Niger : Le paludisme met les familles à rude épreuve

Chaque année, des dizaines de mères se rendent aux urgences pédiatriques avec des enfants dont l’état s’est gravement détérioré après plusieurs jours de maladie liés au paludisme. Le neuropaludisme et l’anémie sévère comptent parmi les complications les plus dangereuses et exigent une intervention médicale rapide et adaptée.
« Ici, en pédiatrie, on reçoit souvent des enfants qui arrivent tardivement. Notre rôle est de les stabiliser et de les sauver », explique Mme Djibo Aissata, infirmière au centre hospitalier régional de Dosso, selon l’agence presse nigérienne.
Dès l’admission, les équipes appliquent le protocole d’urgence du Programme national de lutte contre le paludisme (PNLP).
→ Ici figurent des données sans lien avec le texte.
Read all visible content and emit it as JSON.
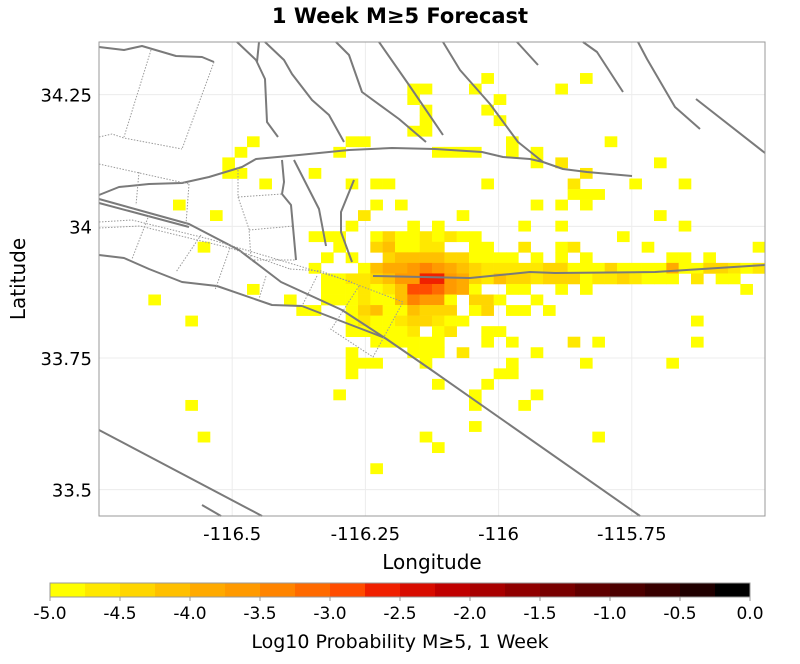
{
  "chart_data": {
    "type": "heatmap",
    "title": "1 Week M≥5 Forecast",
    "xlabel": "Longitude",
    "ylabel": "Latitude",
    "xlim": [
      -116.75,
      -115.5
    ],
    "ylim": [
      33.45,
      34.35
    ],
    "xticks": [
      "-116.5",
      "-116.25",
      "-116",
      "-115.75"
    ],
    "xtick_values": [
      -116.5,
      -116.25,
      -116.0,
      -115.75
    ],
    "yticks": [
      "34.25",
      "34",
      "33.75",
      "33.5"
    ],
    "ytick_values": [
      34.25,
      34.0,
      33.75,
      33.5
    ],
    "grid": {
      "lon_min": -116.75,
      "lat_max": 34.35,
      "cols": 54,
      "rows": 45
    },
    "level_scale": {
      "log10_min": -5.0,
      "step": 0.25,
      "note": "cell value = log10_min + step*(level+0.5)"
    },
    "cells": [
      [
        31,
        3,
        0
      ],
      [
        39,
        3,
        0
      ],
      [
        25,
        4,
        0
      ],
      [
        26,
        4,
        0
      ],
      [
        30,
        4,
        0
      ],
      [
        37,
        4,
        0
      ],
      [
        25,
        5,
        0
      ],
      [
        32,
        5,
        0
      ],
      [
        26,
        6,
        0
      ],
      [
        31,
        6,
        0
      ],
      [
        26,
        7,
        0
      ],
      [
        32,
        7,
        0
      ],
      [
        25,
        8,
        0
      ],
      [
        26,
        8,
        0
      ],
      [
        12,
        9,
        0
      ],
      [
        20,
        9,
        0
      ],
      [
        21,
        9,
        0
      ],
      [
        33,
        9,
        0
      ],
      [
        41,
        9,
        0
      ],
      [
        11,
        10,
        0
      ],
      [
        19,
        10,
        0
      ],
      [
        27,
        10,
        0
      ],
      [
        28,
        10,
        0
      ],
      [
        29,
        10,
        0
      ],
      [
        30,
        10,
        0
      ],
      [
        33,
        10,
        0
      ],
      [
        35,
        10,
        0
      ],
      [
        10,
        11,
        0
      ],
      [
        35,
        11,
        0
      ],
      [
        37,
        11,
        1
      ],
      [
        45,
        11,
        0
      ],
      [
        10,
        12,
        0
      ],
      [
        11,
        12,
        0
      ],
      [
        17,
        12,
        0
      ],
      [
        39,
        12,
        1
      ],
      [
        13,
        13,
        0
      ],
      [
        20,
        13,
        0
      ],
      [
        22,
        13,
        0
      ],
      [
        23,
        13,
        0
      ],
      [
        31,
        13,
        0
      ],
      [
        38,
        13,
        1
      ],
      [
        43,
        13,
        0
      ],
      [
        47,
        13,
        0
      ],
      [
        38,
        14,
        0
      ],
      [
        39,
        14,
        0
      ],
      [
        40,
        14,
        0
      ],
      [
        6,
        15,
        0
      ],
      [
        22,
        15,
        0
      ],
      [
        24,
        15,
        0
      ],
      [
        35,
        15,
        0
      ],
      [
        37,
        15,
        0
      ],
      [
        39,
        15,
        0
      ],
      [
        9,
        16,
        0
      ],
      [
        21,
        16,
        1
      ],
      [
        29,
        16,
        0
      ],
      [
        45,
        16,
        0
      ],
      [
        20,
        17,
        0
      ],
      [
        25,
        17,
        0
      ],
      [
        27,
        17,
        0
      ],
      [
        34,
        17,
        0
      ],
      [
        37,
        17,
        0
      ],
      [
        47,
        17,
        0
      ],
      [
        17,
        18,
        0
      ],
      [
        18,
        18,
        0
      ],
      [
        19,
        18,
        0
      ],
      [
        22,
        18,
        0
      ],
      [
        23,
        18,
        2
      ],
      [
        24,
        18,
        0
      ],
      [
        25,
        18,
        0
      ],
      [
        26,
        18,
        1
      ],
      [
        27,
        18,
        0
      ],
      [
        28,
        18,
        1
      ],
      [
        29,
        18,
        0
      ],
      [
        30,
        18,
        0
      ],
      [
        42,
        18,
        0
      ],
      [
        8,
        19,
        0
      ],
      [
        19,
        19,
        0
      ],
      [
        22,
        19,
        2
      ],
      [
        23,
        19,
        3
      ],
      [
        24,
        19,
        0
      ],
      [
        25,
        19,
        0
      ],
      [
        26,
        19,
        1
      ],
      [
        27,
        19,
        1
      ],
      [
        30,
        19,
        0
      ],
      [
        31,
        19,
        0
      ],
      [
        34,
        19,
        1
      ],
      [
        37,
        19,
        0
      ],
      [
        38,
        19,
        1
      ],
      [
        44,
        19,
        0
      ],
      [
        53,
        19,
        0
      ],
      [
        18,
        20,
        0
      ],
      [
        20,
        20,
        0
      ],
      [
        23,
        20,
        2
      ],
      [
        24,
        20,
        3
      ],
      [
        25,
        20,
        3
      ],
      [
        26,
        20,
        3
      ],
      [
        27,
        20,
        3
      ],
      [
        28,
        20,
        2
      ],
      [
        29,
        20,
        2
      ],
      [
        30,
        20,
        0
      ],
      [
        31,
        20,
        0
      ],
      [
        32,
        20,
        0
      ],
      [
        33,
        20,
        0
      ],
      [
        35,
        20,
        0
      ],
      [
        37,
        20,
        0
      ],
      [
        39,
        20,
        0
      ],
      [
        46,
        20,
        0
      ],
      [
        47,
        20,
        0
      ],
      [
        49,
        20,
        0
      ],
      [
        17,
        21,
        0
      ],
      [
        21,
        21,
        0
      ],
      [
        22,
        21,
        3
      ],
      [
        23,
        21,
        4
      ],
      [
        24,
        21,
        4
      ],
      [
        25,
        21,
        5
      ],
      [
        26,
        21,
        6
      ],
      [
        27,
        21,
        5
      ],
      [
        28,
        21,
        4
      ],
      [
        29,
        21,
        3
      ],
      [
        30,
        21,
        2
      ],
      [
        31,
        21,
        1
      ],
      [
        32,
        21,
        1
      ],
      [
        33,
        21,
        1
      ],
      [
        34,
        21,
        1
      ],
      [
        35,
        21,
        1
      ],
      [
        36,
        21,
        2
      ],
      [
        37,
        21,
        2
      ],
      [
        38,
        21,
        0
      ],
      [
        39,
        21,
        0
      ],
      [
        40,
        21,
        0
      ],
      [
        41,
        21,
        2
      ],
      [
        42,
        21,
        0
      ],
      [
        43,
        21,
        0
      ],
      [
        44,
        21,
        0
      ],
      [
        45,
        21,
        0
      ],
      [
        46,
        21,
        4
      ],
      [
        47,
        21,
        0
      ],
      [
        48,
        21,
        0
      ],
      [
        49,
        21,
        2
      ],
      [
        50,
        21,
        2
      ],
      [
        51,
        21,
        1
      ],
      [
        52,
        21,
        0
      ],
      [
        53,
        21,
        1
      ],
      [
        18,
        22,
        0
      ],
      [
        19,
        22,
        0
      ],
      [
        20,
        22,
        1
      ],
      [
        21,
        22,
        1
      ],
      [
        22,
        22,
        2
      ],
      [
        23,
        22,
        3
      ],
      [
        24,
        22,
        5
      ],
      [
        25,
        22,
        5
      ],
      [
        26,
        22,
        9
      ],
      [
        27,
        22,
        9
      ],
      [
        28,
        22,
        5
      ],
      [
        29,
        22,
        4
      ],
      [
        30,
        22,
        2
      ],
      [
        31,
        22,
        1
      ],
      [
        32,
        22,
        3
      ],
      [
        33,
        22,
        2
      ],
      [
        34,
        22,
        2
      ],
      [
        35,
        22,
        1
      ],
      [
        36,
        22,
        2
      ],
      [
        37,
        22,
        2
      ],
      [
        38,
        22,
        2
      ],
      [
        39,
        22,
        0
      ],
      [
        40,
        22,
        1
      ],
      [
        41,
        22,
        1
      ],
      [
        42,
        22,
        2
      ],
      [
        43,
        22,
        1
      ],
      [
        44,
        22,
        0
      ],
      [
        45,
        22,
        0
      ],
      [
        46,
        22,
        0
      ],
      [
        48,
        22,
        1
      ],
      [
        50,
        22,
        0
      ],
      [
        51,
        22,
        0
      ],
      [
        12,
        23,
        0
      ],
      [
        18,
        23,
        0
      ],
      [
        19,
        23,
        0
      ],
      [
        20,
        23,
        0
      ],
      [
        21,
        23,
        1
      ],
      [
        22,
        23,
        0
      ],
      [
        23,
        23,
        1
      ],
      [
        24,
        23,
        3
      ],
      [
        25,
        23,
        8
      ],
      [
        26,
        23,
        8
      ],
      [
        27,
        23,
        7
      ],
      [
        28,
        23,
        5
      ],
      [
        29,
        23,
        4
      ],
      [
        30,
        23,
        0
      ],
      [
        33,
        23,
        0
      ],
      [
        34,
        23,
        0
      ],
      [
        37,
        23,
        0
      ],
      [
        39,
        23,
        0
      ],
      [
        52,
        23,
        0
      ],
      [
        4,
        24,
        0
      ],
      [
        15,
        24,
        0
      ],
      [
        18,
        24,
        0
      ],
      [
        19,
        24,
        0
      ],
      [
        20,
        24,
        0
      ],
      [
        21,
        24,
        1
      ],
      [
        22,
        24,
        0
      ],
      [
        23,
        24,
        0
      ],
      [
        24,
        24,
        3
      ],
      [
        25,
        24,
        6
      ],
      [
        26,
        24,
        5
      ],
      [
        27,
        24,
        5
      ],
      [
        28,
        24,
        0
      ],
      [
        30,
        24,
        2
      ],
      [
        31,
        24,
        2
      ],
      [
        32,
        24,
        0
      ],
      [
        35,
        24,
        0
      ],
      [
        16,
        25,
        0
      ],
      [
        17,
        25,
        0
      ],
      [
        20,
        25,
        0
      ],
      [
        21,
        25,
        2
      ],
      [
        22,
        25,
        3
      ],
      [
        23,
        25,
        0
      ],
      [
        24,
        25,
        0
      ],
      [
        25,
        25,
        3
      ],
      [
        26,
        25,
        2
      ],
      [
        27,
        25,
        2
      ],
      [
        28,
        25,
        2
      ],
      [
        30,
        25,
        0
      ],
      [
        31,
        25,
        2
      ],
      [
        33,
        25,
        0
      ],
      [
        34,
        25,
        0
      ],
      [
        36,
        25,
        0
      ],
      [
        7,
        26,
        0
      ],
      [
        20,
        26,
        0
      ],
      [
        21,
        26,
        1
      ],
      [
        22,
        26,
        0
      ],
      [
        23,
        26,
        0
      ],
      [
        24,
        26,
        1
      ],
      [
        25,
        26,
        2
      ],
      [
        26,
        26,
        2
      ],
      [
        27,
        26,
        1
      ],
      [
        28,
        26,
        0
      ],
      [
        29,
        26,
        0
      ],
      [
        48,
        26,
        0
      ],
      [
        20,
        27,
        0
      ],
      [
        21,
        27,
        0
      ],
      [
        22,
        27,
        0
      ],
      [
        23,
        27,
        0
      ],
      [
        24,
        27,
        0
      ],
      [
        25,
        27,
        1
      ],
      [
        27,
        27,
        0
      ],
      [
        28,
        27,
        1
      ],
      [
        31,
        27,
        0
      ],
      [
        32,
        27,
        0
      ],
      [
        22,
        28,
        0
      ],
      [
        23,
        28,
        0
      ],
      [
        24,
        28,
        0
      ],
      [
        25,
        28,
        0
      ],
      [
        26,
        28,
        0
      ],
      [
        27,
        28,
        0
      ],
      [
        31,
        28,
        0
      ],
      [
        33,
        28,
        0
      ],
      [
        38,
        28,
        1
      ],
      [
        40,
        28,
        0
      ],
      [
        48,
        28,
        0
      ],
      [
        20,
        29,
        0
      ],
      [
        25,
        29,
        0
      ],
      [
        26,
        29,
        0
      ],
      [
        27,
        29,
        0
      ],
      [
        29,
        29,
        1
      ],
      [
        35,
        29,
        0
      ],
      [
        20,
        30,
        0
      ],
      [
        21,
        30,
        0
      ],
      [
        22,
        30,
        0
      ],
      [
        26,
        30,
        0
      ],
      [
        33,
        30,
        0
      ],
      [
        39,
        30,
        0
      ],
      [
        46,
        30,
        0
      ],
      [
        20,
        31,
        0
      ],
      [
        32,
        31,
        0
      ],
      [
        33,
        31,
        0
      ],
      [
        27,
        32,
        0
      ],
      [
        31,
        32,
        0
      ],
      [
        19,
        33,
        0
      ],
      [
        30,
        33,
        0
      ],
      [
        35,
        33,
        0
      ],
      [
        7,
        34,
        0
      ],
      [
        30,
        34,
        0
      ],
      [
        34,
        34,
        0
      ],
      [
        30,
        36,
        0
      ],
      [
        8,
        37,
        0
      ],
      [
        26,
        37,
        0
      ],
      [
        40,
        37,
        0
      ],
      [
        27,
        38,
        0
      ],
      [
        22,
        40,
        0
      ]
    ],
    "colorbar": {
      "label": "Log10 Probability M≥5, 1 Week",
      "range": [
        -5.0,
        0.0
      ],
      "ticks": [
        "-5.0",
        "-4.5",
        "-4.0",
        "-3.5",
        "-3.0",
        "-2.5",
        "-2.0",
        "-1.5",
        "-1.0",
        "-0.5",
        "0.0"
      ],
      "colors": [
        "#ffff00",
        "#ffe800",
        "#ffd600",
        "#ffc000",
        "#ffaa00",
        "#ff9a00",
        "#ff8400",
        "#ff6a00",
        "#ff4c00",
        "#f02000",
        "#d80c00",
        "#c00000",
        "#a80000",
        "#900000",
        "#780000",
        "#600000",
        "#4c0000",
        "#380000",
        "#200000",
        "#000000"
      ]
    }
  }
}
Les soignants évaluent notamment le niveau de gravité, l’état de conscience, les éventuelles convulsions, la capacité de l’enfant à boire, ainsi que sa température et sa glycémie.
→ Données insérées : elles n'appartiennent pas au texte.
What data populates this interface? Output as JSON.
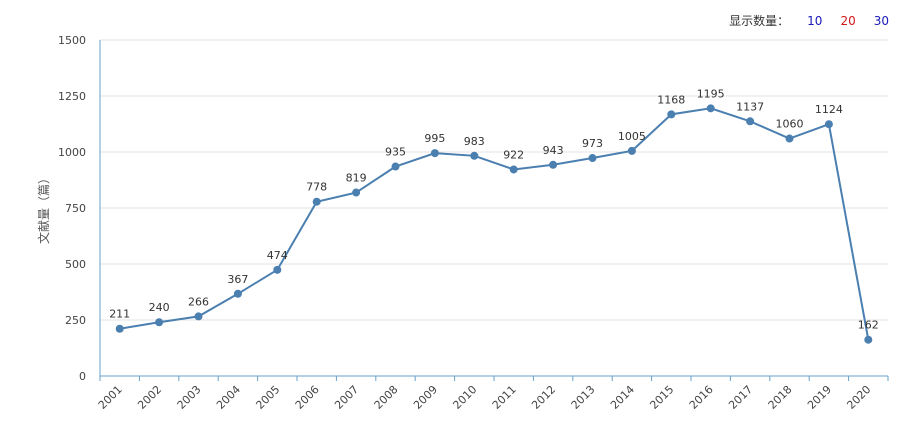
{
  "controls": {
    "label": "显示数量：",
    "options": [
      {
        "text": "10",
        "color": "#1a1ab8"
      },
      {
        "text": "20",
        "color": "#d01818"
      },
      {
        "text": "30",
        "color": "#1a1ab8"
      }
    ]
  },
  "chart_data": {
    "type": "line",
    "ylabel": "文献量（篇）",
    "xlabel": "",
    "ylim": [
      0,
      1500
    ],
    "yticks": [
      0,
      250,
      500,
      750,
      1000,
      1250,
      1500
    ],
    "grid": true,
    "categories": [
      "2001",
      "2002",
      "2003",
      "2004",
      "2005",
      "2006",
      "2007",
      "2008",
      "2009",
      "2010",
      "2011",
      "2012",
      "2013",
      "2014",
      "2015",
      "2016",
      "2017",
      "2018",
      "2019",
      "2020"
    ],
    "series": [
      {
        "values": [
          211,
          240,
          266,
          367,
          474,
          778,
          819,
          935,
          995,
          983,
          922,
          943,
          973,
          1005,
          1168,
          1195,
          1137,
          1060,
          1124,
          162
        ]
      }
    ],
    "line_color": "#4a7fb0"
  }
}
La prise en charge comprend ensuite la stabilisation de la fièvre, le traitement des convulsions et la prévention de l’hypoglycémie. L’artésunate injectable constitue le traitement de première intention, avec une surveillance régulière de l’état du patient. Des antibiotiques peuvent également être administrés lorsque cela est nécessaire.
Pour les familles comme pour les soignants, le parcours reste toutefois semé d’obstacles. En saison des pluies, de juillet à octobre, le manque de lits peut contraindre plusieurs enfants à partager un même couchage. Les ruptures de médicaments obligent parfois les parents à acheter les produits à l’extérieur, une dépense que certaines familles ne peuvent pas assumer. A cela s’ajoutent l’arrivée tardive des malades, parfois après le recours à des traitements traditionnels, et les limites du plateau technique.
Pour réduire les formes graves, les professionnels de santé insistent sur l’importance de consulter rapidement dès l’apparition des premiers symptômes. Ils recommandent également la chimioprévention saisonnière et l’utilisation régulière de moustiquaires imprégnées.